Sue Eisenfeld is the author of Shenandoah: A Story of Conservation and Betrayal and a contributing author in The New York Times’ Disunion: A History of the Civil War. Her articles have appeared in major papers and she teaches nonfiction for the Johns Hopkins M.A. in Writing and Science Writing programs.

 

Moses Ezekiel Road Trip

See major works by the artist!

Chicago, Ill. In Arrigo Park: A large bronze statue of Christopher Columbus. Ohio At Johnson’s Island Confederate Cemetery: Southern. Statues at the Cincinnati Art Museum, including Eve Hearing the Voice, and the Hebrew Union College Skirball Museum Cincinnati, including Israel, his Prix de Rome winner. In the collections of the University of Cincinnati and the Cincinnati Law Library, as well as the Public Library of Cincinnati and Hamilton County.

Kentucky In front of the Jefferson County Courthouse in Louisville: the original Thomas Jefferson from which the UVA statue originates, from 1901. At the Crescent Hill branch of the Louisville public library: A bust of Abraham Lincoln. At the Hickman city cemetery: The Confederate Memorial Gateway, a rare architectural piece by Ezekiel.

Ithaca, N.Y. In Sage Chapel at Cornell University: A recumbent marble statue of Mrs. Andrew Dickson White, wife of one of the university’s founders; and a recumbent marble statue of Jennie McGraw Fiske, an early benefactor to the university. In the Goldwin Smith Building, a bust of Goldwin Smith, an early history professor at Cornell. Philadelphia, PA. Outside of the National Museum of American Jewish History: Religious Liberty. At Drexel University: A bronze statue of founder Anthony J. Drexel on the plaza, and a Drexel bust in the university’s main building. In Fairmont Park: A bust of governor Andrew G. Curtain as part of the Smith Memorial Arch, a Civil War monument. Baltimore, Md. At Gordon Plaza at the University of Baltimore: Ezekiel’s last piece of work, a sculpture of Edgar Allen Poe, “our greatest poet,” claimed Ezekiel.

Washington, D.C. At the U.S. Capitol: A small marble bust of Thomas Jefferson created in 1886 by a commission from the U.S. Senate.

Charlottesville, Va. In front of the Rotunda at the University of Virginia: Thomas Jefferson. In front of Cabell Hall: Blind Homer With His Student Guide.

Lexington, Va.
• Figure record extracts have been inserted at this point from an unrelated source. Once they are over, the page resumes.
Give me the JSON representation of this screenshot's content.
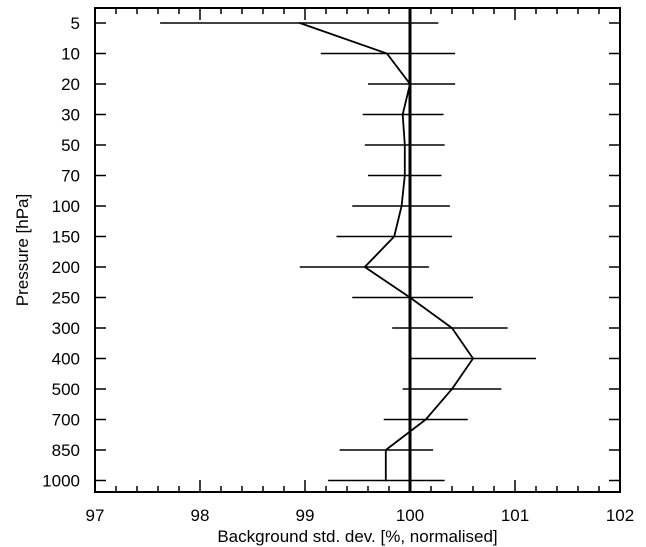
{
  "chart_data": {
    "type": "line",
    "title": "",
    "xlabel": "Background std. dev. [%, normalised]",
    "ylabel": "Pressure [hPa]",
    "xlim": [
      97,
      102
    ],
    "x_ticks": [
      97,
      98,
      99,
      100,
      101,
      102
    ],
    "x_minor_step": 0.2,
    "y_axis": "categorical pressure levels, top to bottom",
    "grid": false,
    "legend": "none",
    "reference_line": {
      "x": 100
    },
    "categories": [
      "5",
      "10",
      "20",
      "30",
      "50",
      "70",
      "100",
      "150",
      "200",
      "250",
      "300",
      "400",
      "500",
      "700",
      "850",
      "1000"
    ],
    "series": [
      {
        "values": [
          98.95,
          99.78,
          100.0,
          99.93,
          99.95,
          99.95,
          99.92,
          99.85,
          99.57,
          100.0,
          100.4,
          100.6,
          100.4,
          100.15,
          99.77,
          99.77
        ],
        "err_low": [
          97.62,
          99.15,
          99.6,
          99.55,
          99.57,
          99.6,
          99.45,
          99.3,
          98.95,
          99.45,
          99.83,
          100.0,
          99.93,
          99.75,
          99.33,
          99.22
        ],
        "err_high": [
          100.27,
          100.43,
          100.43,
          100.32,
          100.33,
          100.3,
          100.38,
          100.4,
          100.18,
          100.6,
          100.93,
          101.2,
          100.87,
          100.55,
          100.22,
          100.33
        ]
      }
    ]
  }
}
On the parade grounds of Virginia Military Institute, his alma mater: Virginia Mourning Her Dead from 1903 and Stonewall Jackson. In the VMI Museum: A variety of smaller statues, busts, and paintings. Lynchburg, Va. Near the intersection of Park Avenue and 9th Street: A 1915 statue of Senator John Warwick Daniel, a former Confederate staff officer and “our Southern hero and great orator,” according to Ezekiel. Norfolk, Va. At the Norfolk Botanical Gardens: 11 figures of sculptors and painters from when William Corcoran, the banker, philanthropist, and art collector commissioned a series of them for the Corcoran Gallery of Art (now the Renwick Gallery), including Leonardo da Vinci, Michelangelo, and Rembrandt.